Japan is beautiful, but have you tried the 5 hidden gems of Japan’s tourism below, which the indigenous people rarely reveal to foreign tourists?
Japan is too famous, but it has always been one of the mysterious lands of Asia, attracting millions of visitors every year. According to JTB Travel Research and Consulting Japan, from January to March 2019, the country has more than 8 million foreign visitors.
It is no exaggeration to say that international tourists have known by heart the famous landscapes of the country. However, there are still some hidden Japanese gems that the locals seldom disclose to foreign visitors.
The 5 hidden gems of Japan’s tourism
Gujo-Hachiman is an ancient castle town with a charming beauty, covered with a gentle, still atmosphere. Perhaps that is why it is less known to tourists and can keep the charm to this day.
Gujo-Hachiman town is located next to a narrow valley, nestled among the towering lush green mountains extremely romantic. The cobblestone streets of romance in Gujo-Hachiman always keep themselves quiet like a young girl, looming everywhere are colorful koi carp swimming slowly in the water. Coming here, the time is like condensation to bring a very peaceful feeling.
Unexpectedly, contrary to the quiet beauty, Gujo-Hachiman is the center of the world plastic food industry, which produces extremely delicious looking copies of all kinds of Japanese food. Visitors can try to create a dish of their own.
Nagayu Onsen, Oita
Nagayu Onsen is a quiet town deep in the countryside of Oita. This is considered to be the home of the loveliest hot spring resorts in Japan. In the small town there are classic inns, which serve diverse, sophisticated Japanese cuisine to enjoy after a dip in the bath.
Lamune Onsen, named after the natural hot spring water, is a unique building designed by Terunobu Fujimori, one of the great architects of Japan that is a place worth visiting and harmonizing. yourself into the relaxing water. Another option is Kur Park Nagayu, an onsen therapy center created by Shigeru Ban, another famous Japanese architect.
From Nagayu Onsen you can visit the historic town of Taketa just a short distance away.
Yunotsu Onsen, Shimane
Yunotsu Onsen is an ancient onsen hot spring town located on the coast of Japan. In addition to being known for its mineral-rich hot water with outstanding therapeutic benefits, this town was also the port to move to the nearby Iwami Ginzan silver mine.

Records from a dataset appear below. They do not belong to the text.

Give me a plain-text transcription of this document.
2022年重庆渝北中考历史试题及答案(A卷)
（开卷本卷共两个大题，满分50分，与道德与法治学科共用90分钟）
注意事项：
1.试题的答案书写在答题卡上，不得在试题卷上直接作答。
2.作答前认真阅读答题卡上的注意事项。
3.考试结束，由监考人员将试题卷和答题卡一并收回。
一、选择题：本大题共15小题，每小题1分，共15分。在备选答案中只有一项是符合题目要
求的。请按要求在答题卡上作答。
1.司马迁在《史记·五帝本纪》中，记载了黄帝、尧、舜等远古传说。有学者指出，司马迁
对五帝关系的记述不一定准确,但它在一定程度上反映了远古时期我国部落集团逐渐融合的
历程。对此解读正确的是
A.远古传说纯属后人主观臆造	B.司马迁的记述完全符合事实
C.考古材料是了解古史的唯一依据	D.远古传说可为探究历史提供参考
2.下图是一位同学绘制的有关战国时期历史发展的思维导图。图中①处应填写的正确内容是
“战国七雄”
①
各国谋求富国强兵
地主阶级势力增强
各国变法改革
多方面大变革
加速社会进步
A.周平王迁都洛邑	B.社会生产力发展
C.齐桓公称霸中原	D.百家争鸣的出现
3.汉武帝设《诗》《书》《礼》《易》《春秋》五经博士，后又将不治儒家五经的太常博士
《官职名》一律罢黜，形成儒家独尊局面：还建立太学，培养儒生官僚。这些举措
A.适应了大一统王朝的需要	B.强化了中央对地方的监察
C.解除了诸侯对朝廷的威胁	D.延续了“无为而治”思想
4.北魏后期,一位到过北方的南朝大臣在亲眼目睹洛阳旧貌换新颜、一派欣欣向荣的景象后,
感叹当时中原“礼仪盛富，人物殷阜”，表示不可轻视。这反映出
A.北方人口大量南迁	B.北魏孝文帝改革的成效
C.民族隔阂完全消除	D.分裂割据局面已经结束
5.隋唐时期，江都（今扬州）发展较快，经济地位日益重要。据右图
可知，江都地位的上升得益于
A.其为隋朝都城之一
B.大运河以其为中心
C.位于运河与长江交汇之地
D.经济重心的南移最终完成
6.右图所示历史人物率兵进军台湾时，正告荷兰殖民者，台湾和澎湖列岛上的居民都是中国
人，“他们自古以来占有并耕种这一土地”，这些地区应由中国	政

The Iwami Ginzan mine, closed centuries ago, is now listed as a World Heritage Site. The old road used to transport silver from the mine to the ship at Yunotsu port is now a 12km hiking trail.
Yunotsu’s inns have their own onsen baths, but Japanese tourists are advised to have 2 public hot springs, Motoyu and Yakushiyu in the town, which is also a gathering place for friendly locals. Legend has it that Motoyu was discovered more than 1,300 years ago while Yakushiyu appeared after the earthquake 240 years ago. The hot water in both streams is said to have very good healing properties.
Momoshima is a small island, less populated and quiet. To reach Momoshima, visitors must take a 40-minute journey on a ferry from the prosperous port town Onomichi across the peaceful Seto Sea of Japan.
Momoshima is also home to Yukinori Yanagi, one of the great artists of Japanese culture. ArtBase is his latest project to use art as a catalyst for the revival of the islands in the region. ArtBase, housed in an old school, showcases the works of Yanagi and other top Japanese artists including Noriyuki Haraguchi, Takahiro Iwasaki and Kana Yoshida.
Yanagi was also an architect of the world-renowned Frank Gehry before moving to art, after which he took most of the effort to revive schools and other redundant buildings on the island. Currently, he has converted an unused farm into a residence with a distinctive art mark for tourists to stay.
Shimoda is a small coastal town located in the southernmost part of the Izu Peninsula. To get here, you can take a train or car along the east coast of Izu. Before was a small and pleasant coastal town. In the 1850s, Shimoda was at the center of a political crisis about Japan’s relationship with foreign powers.
Shimoda has quiet streets dotted with beautiful houses that mark important historic events that took place here 160 years ago, well worth walking around and exploring around.
On the outskirts of town is the Gyokusen-ji temple where Townsend Harris, the first American Consul General in Japan to live. This includes the tombs of American and Russian sailors from the 1850s, a reminder of the earliest foreign visitors to Shimoda.